Principal component analysis of the 1000 Genomes Project

The example is based on a subset of genotype data of common variant included in the 1000 Genome Project (chromosome 21 only).

Note

You should have already generated the dataset (g1k_common_genotypes.txt.gz) yourself. If not please run the setup section.

We are now ready to examine the PCA we computed.

Loading the PCs:

Let's load the data first (make sure your R session is pointing to the correct folder).

library( tidyverse )
library( ggplot2 )
library( ggpubr )

pca <- read.table( "g1k_chr21.eigenvec", header = FALSE, stringsAsFactors = F )
eigenval <- scan( "g1k_chr21.eigenval", as.numeric() )

Summarizing and ploting

Let's determine the percentage of variation explained by each PC. The first thing we'll do is name the columns (because plink, rather unhelpfully, doesn't output column names).

# set names
names(pca)[1] <- "iid"
names(pca)[2] <- "fid"
names(pca)[3:ncol(pca)] <- paste0("PC", 1:(ncol(pca)-2))

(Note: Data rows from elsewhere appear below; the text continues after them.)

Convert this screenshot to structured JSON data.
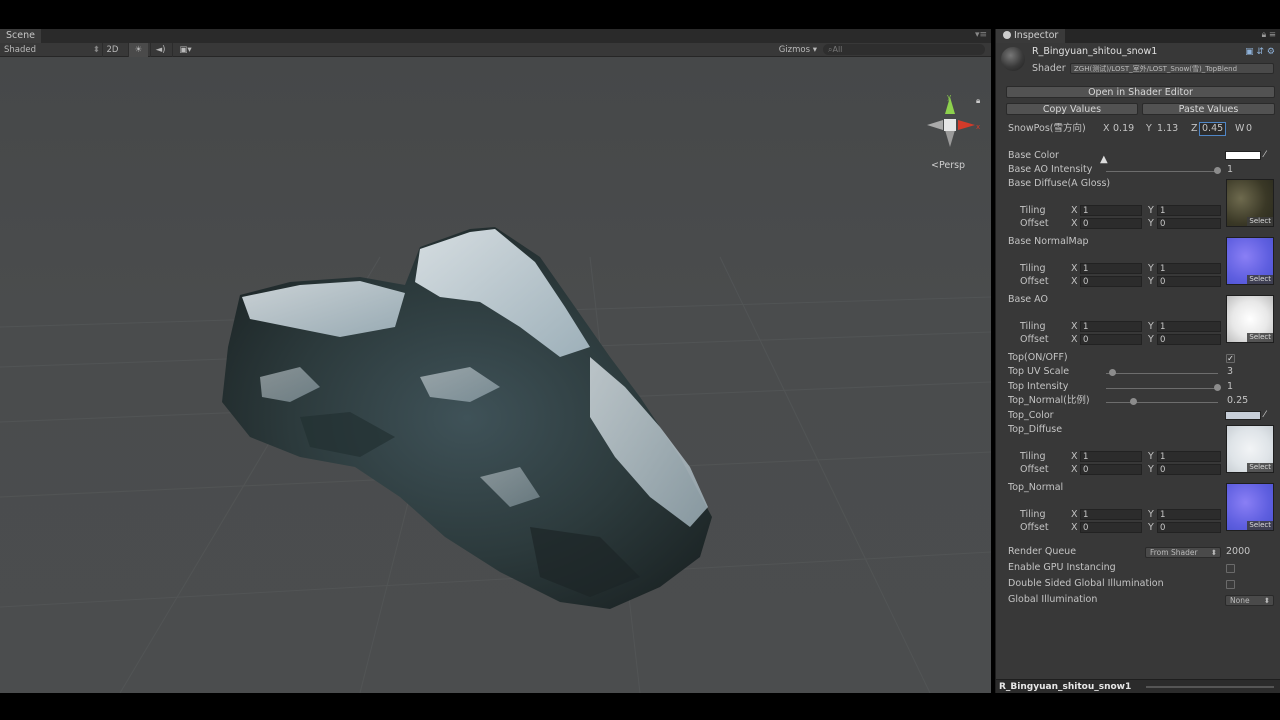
{
  "scene": {
    "tab_label": "Scene",
    "shading_mode": "Shaded",
    "mode_2d": "2D",
    "gizmos_label": "Gizmos",
    "search_placeholder": "All",
    "persp_label": "Persp"
  },
  "inspector": {
    "tab_label": "Inspector",
    "material_name": "R_Bingyuan_shitou_snow1",
    "shader_label": "Shader",
    "shader_value": "ZGH(测试)/LOST_室外/LOST_Snow(雪)_TopBlend",
    "open_shader_editor": "Open in Shader Editor",
    "copy_values": "Copy Values",
    "paste_values": "Paste Values",
    "snowpos": {
      "label": "SnowPos(雪方向)",
      "x": "0.19",
      "y": "1.13",
      "z": "0.45",
      "w": "0"
    },
    "axis": {
      "x": "X",
      "y": "Y",
      "z": "Z",
      "w": "W"
    },
    "base_color": {
      "label": "Base Color",
      "color": "#ffffff"
    },
    "base_ao_intensity": {
      "label": "Base AO Intensity",
      "value": "1"
    },
    "tiling_label": "Tiling",
    "offset_label": "Offset",
    "select_label": "Select",
    "textures": [
      {
        "label": "Base Diffuse(A Gloss)",
        "tiling_x": "1",
        "tiling_y": "1",
        "offset_x": "0",
        "offset_y": "0"
      },
      {
        "label": "Base NormalMap",
        "tiling_x": "1",
        "tiling_y": "1",
        "offset_x": "0",
        "offset_y": "0"
      },
      {
        "label": "Base AO",
        "tiling_x": "1",
        "tiling_y": "1",
        "offset_x": "0",
        "offset_y": "0"
      }
    ],
    "top_on_off": {
      "label": "Top(ON/OFF)",
      "checked": true
    },
    "top_uv_scale": {
      "label": "Top UV Scale",
      "value": "3"
    },
    "top_intensity": {
      "label": "Top Intensity",
      "value": "1"
    },
    "top_normal_ratio": {
      "label": "Top_Normal(比例)",
      "value": "0.25"
    },
    "top_color": {
      "label": "Top_Color",
      "color": "#c7ced8"
    },
    "top_textures": [
      {
        "label": "Top_Diffuse",
        "tiling_x": "1",
        "tiling_y": "1",
        "offset_x": "0",
        "offset_y": "0"
      },
      {
        "label": "Top_Normal",
        "tiling_x": "1",
        "tiling_y": "1",
        "offset_x": "0",
        "offset_y": "0"
      }
    ],
    "render_queue": {
      "label": "Render Queue",
      "mode": "From Shader",
      "value": "2000"
    },
    "gpu_instancing": {
      "label": "Enable GPU Instancing",
      "checked": false
    },
    "double_sided_gi": {
      "label": "Double Sided Global Illumination",
      "checked": false
    },
    "global_illumination": {
      "label": "Global Illumination",
      "value": "None"
    },
    "preview_name": "R_Bingyuan_shitou_snow1"
  }
}
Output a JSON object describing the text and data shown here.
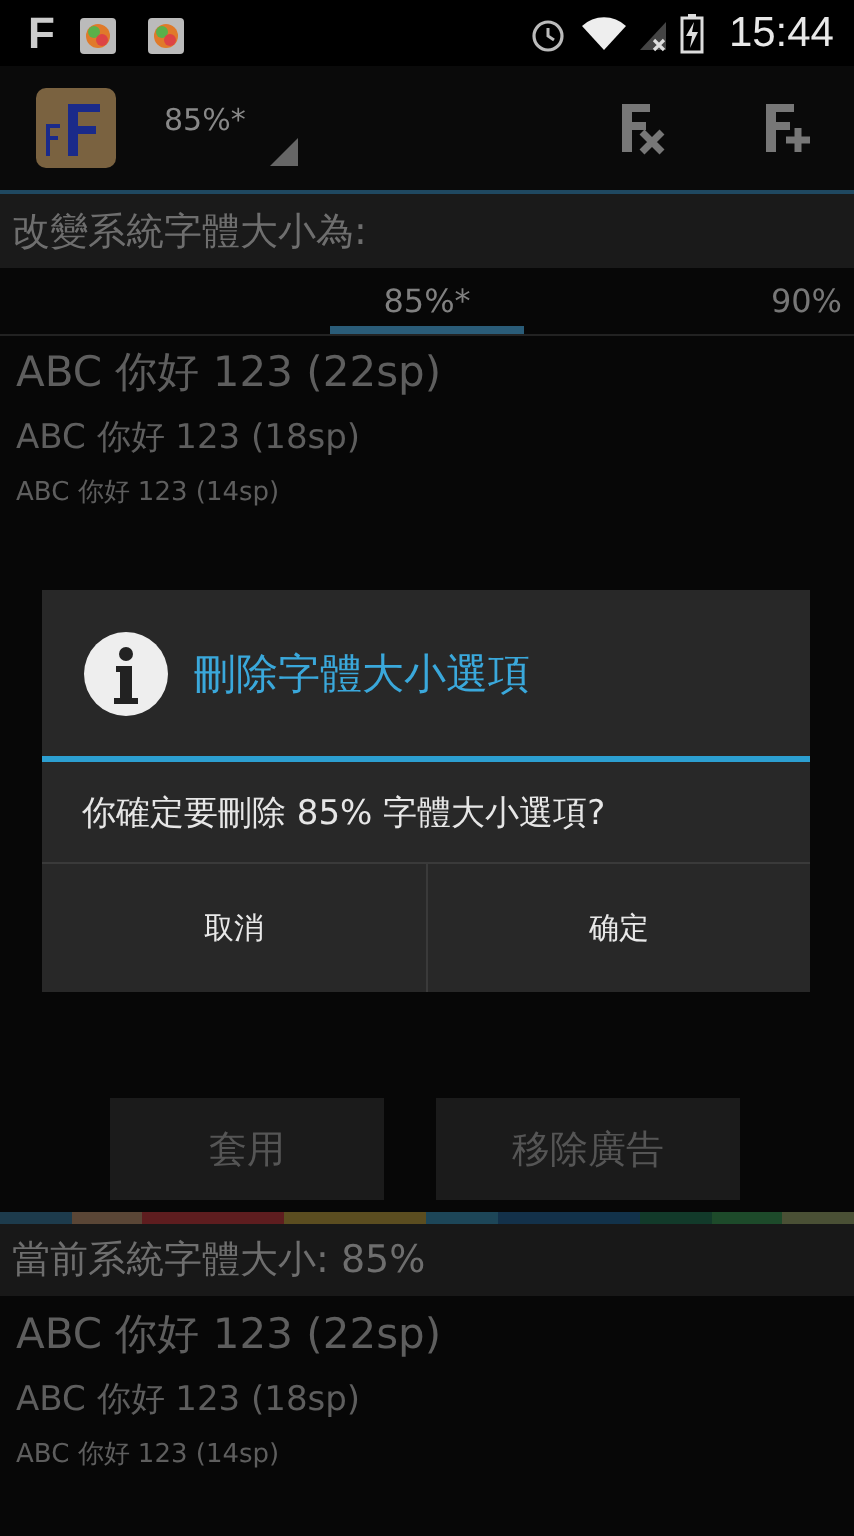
{
  "status_bar": {
    "app_letter": "F",
    "time": "15:44"
  },
  "action_bar": {
    "spinner_value": "85%*"
  },
  "change_section": {
    "heading": "改變系統字體大小為:",
    "tabs": [
      {
        "label": "85%*",
        "selected": true
      },
      {
        "label": "90%",
        "selected": false
      }
    ],
    "samples": [
      {
        "text": "ABC 你好 123 (22sp)",
        "kind": "large"
      },
      {
        "text": "ABC 你好 123 (18sp)",
        "kind": "medium"
      },
      {
        "text": "ABC 你好 123 (14sp)",
        "kind": "small"
      }
    ]
  },
  "buttons": [
    "套用",
    "移除廣告"
  ],
  "current_section": {
    "heading": "當前系統字體大小: 85%",
    "samples": [
      {
        "text": "ABC 你好 123 (22sp)",
        "kind": "large"
      },
      {
        "text": "ABC 你好 123 (18sp)",
        "kind": "medium"
      },
      {
        "text": "ABC 你好 123 (14sp)",
        "kind": "small"
      }
    ]
  },
  "dialog": {
    "title": "刪除字體大小選項",
    "message": "你確定要刪除 85% 字體大小選項?",
    "buttons": [
      "取消",
      "确定"
    ]
  }
}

It turns out that the 'eigenvalues' reflect the proportion of variance explained by the corresponding principal components. Since the PCs are orthogonal (at right-angles to each other), we can simply sum their variances to calculate total variant explained. For example, let's calculate the total variance explained by the first 10 PCs:


pve <- data.frame( PC = 1:10, percent_explained = eigenval / sum(eigenval)*100 )
pve$label = sprintf( "%.2f%%", pve$percent_explained )

(
ggplot(pve, aes(x = as.factor(PC), y = percent_explained ))
+ geom_col()
+ geom_text( aes( label = label, vjust = -0.2 ))
+ xlab( "Principal Components" )
+ ylab( "% Variance Explained" )
+ theme_classic()
)

Ploting the top 2 PCs

(
ggplot(pca, aes(PC1, PC2))
+ geom_point(size = 1)
+ theme_classic()
)

Adding population labels

These PCs were computed on all 1000 Genomes populations - and you can see there is some nice separation into different clusters among different individuals. Are these really different populations? Let's add their population label now, so we can check whether individuals (as in their point) really are grouping by their genetic ancestry:

# read in population information
pop <- read_table( "integrated_call_samples_v3.20130502.ALL.panel" )

# assign continental population to each sample
pca$superPop <- pop[ match( pca$iid, pop$sample ),]$super_pop
(
ggplot(pca, aes( x = PC1, y = PC2, col=superPop))
+ geom_point(size = 1)
+ theme_classic()
+ xlab(paste0("PC1 (", signif(pve$percent_explained[1], 3), "%)"))
+ ylab(paste0("PC2 (", signif(pve$percent_explained[2], 3), "%)"))
)

Interesting!

Question

Which populations define the main axes of variation here?

What if you plot other PCs - say, PCs 2 and 3, or others?